Sorry for the late reply. And thanks for the investigation. Assuming there is no impact on compile time, the effects of this all appear to be positive.

As for compile time, @nnethercote previously measured it by building async-std (https://github.com/taiki-e/pin-project-lite/pull/71). That said, I'm not sure if building the library is the right way to measure the impact of #[inline] on compile time. We may need to measure the compile time of binaries that use tokio, async-std, etc.

EFanZh commented 1 year ago

Again, I have tested the compile time of tokio-console using this bash script:

#!/bin/bash -e

benchmark() {
    target_report=$1

    shift

    cargo clean
    cargo fetch "$@"
    cargo build --release --timings "$@"
    mv 'target/cargo-timings/cargo-timing.html' "$target_report"
}

patching_args=(
    --config 'patch.crates-io.pin-project-lite.git="https://github.com/EFanZh/pin-project-lite"' \
    --config 'patch.crates-io.pin-project-lite.rev="5ebf6921de62887572fa4e0477e725567de176df"'
)

for opt_level in '"z"' '3'; do
    for lto in 'off' 'thin' 'fat'; do
        for codegen_units in '16' '1'; do
            base_args=(
                --config "profile.release.opt-level=$opt_level"
                --config "profile.release.lto=\"$lto\""
                --config "profile.release.codegen-units=$codegen_units"
            )

            report_base_name="opt_level=${opt_level//\"/} lto=$lto codegen_units=$codegen_units"

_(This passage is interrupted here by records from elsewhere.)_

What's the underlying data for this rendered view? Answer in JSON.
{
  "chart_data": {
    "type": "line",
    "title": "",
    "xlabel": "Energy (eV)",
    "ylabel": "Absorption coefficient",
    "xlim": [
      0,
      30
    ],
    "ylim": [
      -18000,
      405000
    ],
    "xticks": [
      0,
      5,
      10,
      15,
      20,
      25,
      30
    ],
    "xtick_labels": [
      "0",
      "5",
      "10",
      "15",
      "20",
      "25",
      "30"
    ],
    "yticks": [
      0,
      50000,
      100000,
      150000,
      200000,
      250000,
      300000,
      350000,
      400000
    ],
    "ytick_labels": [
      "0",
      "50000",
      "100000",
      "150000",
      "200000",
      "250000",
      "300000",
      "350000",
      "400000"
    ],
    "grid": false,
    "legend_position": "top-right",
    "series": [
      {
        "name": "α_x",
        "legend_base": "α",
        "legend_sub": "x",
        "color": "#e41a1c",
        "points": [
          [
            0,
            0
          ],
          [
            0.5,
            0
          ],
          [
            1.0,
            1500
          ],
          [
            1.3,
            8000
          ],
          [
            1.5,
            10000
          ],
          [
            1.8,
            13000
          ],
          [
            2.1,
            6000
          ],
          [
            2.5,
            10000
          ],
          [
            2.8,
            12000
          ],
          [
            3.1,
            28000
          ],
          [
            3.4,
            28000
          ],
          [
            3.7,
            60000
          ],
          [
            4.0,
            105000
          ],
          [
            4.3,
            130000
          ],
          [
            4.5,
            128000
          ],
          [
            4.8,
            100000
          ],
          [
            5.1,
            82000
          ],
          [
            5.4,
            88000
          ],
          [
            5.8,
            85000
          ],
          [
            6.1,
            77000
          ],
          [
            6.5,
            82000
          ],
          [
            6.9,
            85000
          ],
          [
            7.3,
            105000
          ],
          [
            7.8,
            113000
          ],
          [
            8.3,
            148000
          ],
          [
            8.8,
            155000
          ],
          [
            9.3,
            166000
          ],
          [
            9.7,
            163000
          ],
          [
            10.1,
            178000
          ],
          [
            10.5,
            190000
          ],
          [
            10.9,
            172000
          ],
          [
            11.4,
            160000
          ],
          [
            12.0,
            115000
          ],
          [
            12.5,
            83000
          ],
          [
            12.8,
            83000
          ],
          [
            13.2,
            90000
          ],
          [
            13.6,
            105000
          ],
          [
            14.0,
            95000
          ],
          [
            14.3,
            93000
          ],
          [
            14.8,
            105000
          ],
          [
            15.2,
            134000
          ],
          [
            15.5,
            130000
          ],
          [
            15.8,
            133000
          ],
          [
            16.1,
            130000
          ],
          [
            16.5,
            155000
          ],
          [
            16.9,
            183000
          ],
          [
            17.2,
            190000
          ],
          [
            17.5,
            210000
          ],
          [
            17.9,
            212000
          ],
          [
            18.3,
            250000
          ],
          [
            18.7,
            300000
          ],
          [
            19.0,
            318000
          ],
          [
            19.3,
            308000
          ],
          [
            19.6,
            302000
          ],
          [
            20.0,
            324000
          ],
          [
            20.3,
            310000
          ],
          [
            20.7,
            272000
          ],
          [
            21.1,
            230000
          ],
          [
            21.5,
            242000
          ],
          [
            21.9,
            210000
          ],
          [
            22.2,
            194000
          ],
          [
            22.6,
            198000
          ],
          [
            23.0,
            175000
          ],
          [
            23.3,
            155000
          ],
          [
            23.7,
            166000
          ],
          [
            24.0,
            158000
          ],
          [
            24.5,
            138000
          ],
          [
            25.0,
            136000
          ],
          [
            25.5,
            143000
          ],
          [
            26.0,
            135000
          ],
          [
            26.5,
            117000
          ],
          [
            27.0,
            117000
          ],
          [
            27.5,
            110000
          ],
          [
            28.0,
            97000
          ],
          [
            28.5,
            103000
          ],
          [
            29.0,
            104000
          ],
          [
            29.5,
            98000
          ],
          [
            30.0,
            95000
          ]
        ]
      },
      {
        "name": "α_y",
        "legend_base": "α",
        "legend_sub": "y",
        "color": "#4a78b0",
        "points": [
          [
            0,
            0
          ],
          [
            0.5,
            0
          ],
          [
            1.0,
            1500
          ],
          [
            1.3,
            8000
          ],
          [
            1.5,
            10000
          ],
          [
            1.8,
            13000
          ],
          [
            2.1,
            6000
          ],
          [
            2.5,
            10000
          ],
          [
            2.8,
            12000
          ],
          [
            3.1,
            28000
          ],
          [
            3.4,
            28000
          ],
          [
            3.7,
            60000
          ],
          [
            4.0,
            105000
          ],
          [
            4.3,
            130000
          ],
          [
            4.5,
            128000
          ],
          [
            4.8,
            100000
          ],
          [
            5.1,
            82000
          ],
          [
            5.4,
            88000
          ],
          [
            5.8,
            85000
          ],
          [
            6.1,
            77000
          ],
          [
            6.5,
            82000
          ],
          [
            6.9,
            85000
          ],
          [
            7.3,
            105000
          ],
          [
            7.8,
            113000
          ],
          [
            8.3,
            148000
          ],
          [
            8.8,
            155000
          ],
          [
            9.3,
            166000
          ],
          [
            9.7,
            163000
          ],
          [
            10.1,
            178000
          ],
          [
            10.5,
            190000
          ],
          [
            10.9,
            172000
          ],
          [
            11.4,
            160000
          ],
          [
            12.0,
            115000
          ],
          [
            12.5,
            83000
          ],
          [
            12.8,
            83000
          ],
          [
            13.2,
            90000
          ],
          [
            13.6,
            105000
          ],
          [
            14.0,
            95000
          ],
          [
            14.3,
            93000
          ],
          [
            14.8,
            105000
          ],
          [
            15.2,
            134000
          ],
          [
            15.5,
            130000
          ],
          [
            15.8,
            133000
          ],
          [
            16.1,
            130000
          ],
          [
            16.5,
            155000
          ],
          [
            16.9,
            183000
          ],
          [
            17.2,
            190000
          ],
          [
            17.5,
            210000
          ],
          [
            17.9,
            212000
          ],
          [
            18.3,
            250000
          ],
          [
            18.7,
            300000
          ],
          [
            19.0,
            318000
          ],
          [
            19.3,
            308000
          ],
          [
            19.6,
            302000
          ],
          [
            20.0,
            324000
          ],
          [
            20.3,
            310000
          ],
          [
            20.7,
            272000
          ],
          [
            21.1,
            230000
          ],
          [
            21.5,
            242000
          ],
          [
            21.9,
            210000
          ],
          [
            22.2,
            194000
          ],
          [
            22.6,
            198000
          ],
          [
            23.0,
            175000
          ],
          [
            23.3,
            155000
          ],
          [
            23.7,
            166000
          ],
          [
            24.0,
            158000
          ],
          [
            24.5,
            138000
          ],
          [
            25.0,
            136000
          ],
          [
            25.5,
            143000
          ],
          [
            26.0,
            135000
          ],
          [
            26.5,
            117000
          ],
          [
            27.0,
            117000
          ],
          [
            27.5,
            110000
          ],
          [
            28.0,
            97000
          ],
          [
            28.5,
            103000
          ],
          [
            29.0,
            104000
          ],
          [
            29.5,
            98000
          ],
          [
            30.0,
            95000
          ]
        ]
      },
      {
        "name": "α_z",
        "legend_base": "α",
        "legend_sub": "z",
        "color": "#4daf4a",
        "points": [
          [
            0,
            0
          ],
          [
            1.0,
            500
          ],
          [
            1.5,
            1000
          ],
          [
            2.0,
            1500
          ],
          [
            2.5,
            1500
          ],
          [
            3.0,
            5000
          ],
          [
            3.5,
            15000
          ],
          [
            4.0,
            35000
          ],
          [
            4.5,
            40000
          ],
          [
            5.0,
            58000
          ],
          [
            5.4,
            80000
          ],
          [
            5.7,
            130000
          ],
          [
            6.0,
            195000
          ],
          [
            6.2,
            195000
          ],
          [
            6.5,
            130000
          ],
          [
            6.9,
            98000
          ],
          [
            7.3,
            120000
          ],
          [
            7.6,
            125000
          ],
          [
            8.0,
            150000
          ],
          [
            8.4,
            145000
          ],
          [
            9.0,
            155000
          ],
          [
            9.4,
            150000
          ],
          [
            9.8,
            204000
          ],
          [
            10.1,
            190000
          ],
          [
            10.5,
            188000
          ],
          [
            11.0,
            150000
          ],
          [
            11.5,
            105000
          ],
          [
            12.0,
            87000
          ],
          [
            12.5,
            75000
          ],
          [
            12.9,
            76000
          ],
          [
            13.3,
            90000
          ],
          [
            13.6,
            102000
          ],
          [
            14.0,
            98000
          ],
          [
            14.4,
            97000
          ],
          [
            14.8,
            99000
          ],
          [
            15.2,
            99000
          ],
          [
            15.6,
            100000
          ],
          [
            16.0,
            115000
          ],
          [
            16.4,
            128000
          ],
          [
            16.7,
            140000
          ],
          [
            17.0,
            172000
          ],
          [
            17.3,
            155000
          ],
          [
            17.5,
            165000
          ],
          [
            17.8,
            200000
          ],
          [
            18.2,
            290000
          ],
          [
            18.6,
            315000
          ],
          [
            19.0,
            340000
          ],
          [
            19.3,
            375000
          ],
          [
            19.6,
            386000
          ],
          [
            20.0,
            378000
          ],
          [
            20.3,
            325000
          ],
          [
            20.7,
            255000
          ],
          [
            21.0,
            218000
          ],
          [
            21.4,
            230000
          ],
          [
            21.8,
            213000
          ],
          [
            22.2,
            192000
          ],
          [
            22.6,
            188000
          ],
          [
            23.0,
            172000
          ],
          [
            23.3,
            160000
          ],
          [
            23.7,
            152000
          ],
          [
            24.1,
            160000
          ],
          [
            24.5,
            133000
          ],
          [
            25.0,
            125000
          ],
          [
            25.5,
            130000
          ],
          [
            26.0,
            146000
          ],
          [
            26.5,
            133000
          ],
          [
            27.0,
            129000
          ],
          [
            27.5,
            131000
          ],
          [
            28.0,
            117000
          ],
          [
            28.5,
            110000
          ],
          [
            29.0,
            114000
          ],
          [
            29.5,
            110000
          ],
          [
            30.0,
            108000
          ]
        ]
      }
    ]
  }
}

            benchmark "$report_base_name - original.html" "${base_args[@]}"
            benchmark "$report_base_name - patched.html" "${base_args[@]}" "${patching_args[@]}"
        done
    done
done

Here is my test result:

Configuration Original Patched
opt_level=z lto=off codegen_units=16 51.7s 46.3s
opt_level=z lto=off codegen_units=1 67.7s 67.6s
opt_level=z lto=thin codegen_units=16 55.9s 55.9s
opt_level=z lto=thin codegen_units=1 76.2s 69.4s
opt_level=z lto=fat codegen_units=16 92.1s 91.7s
opt_level=z lto=fat codegen_units=1 97.2s 97.3s
opt_level=3 lto=off codegen_units=16 83.9s 83.4s
opt_level=3 lto=off codegen_units=1 103.9s 103.6s
opt_level=3 lto=thin codegen_units=16 68.6s 68.6s
opt_level=3 lto=thin codegen_units=1 115.2s 115.6s
opt_level=3 lto=fat codegen_units=16 140.2s 137.2s
opt_level=3 lto=fat codegen_units=1 141.9s 142.5s

I didn’t see significant compile time change for this change.

taiki-e commented 1 year ago

Published in v0.2.10. Thanks @EFanZh.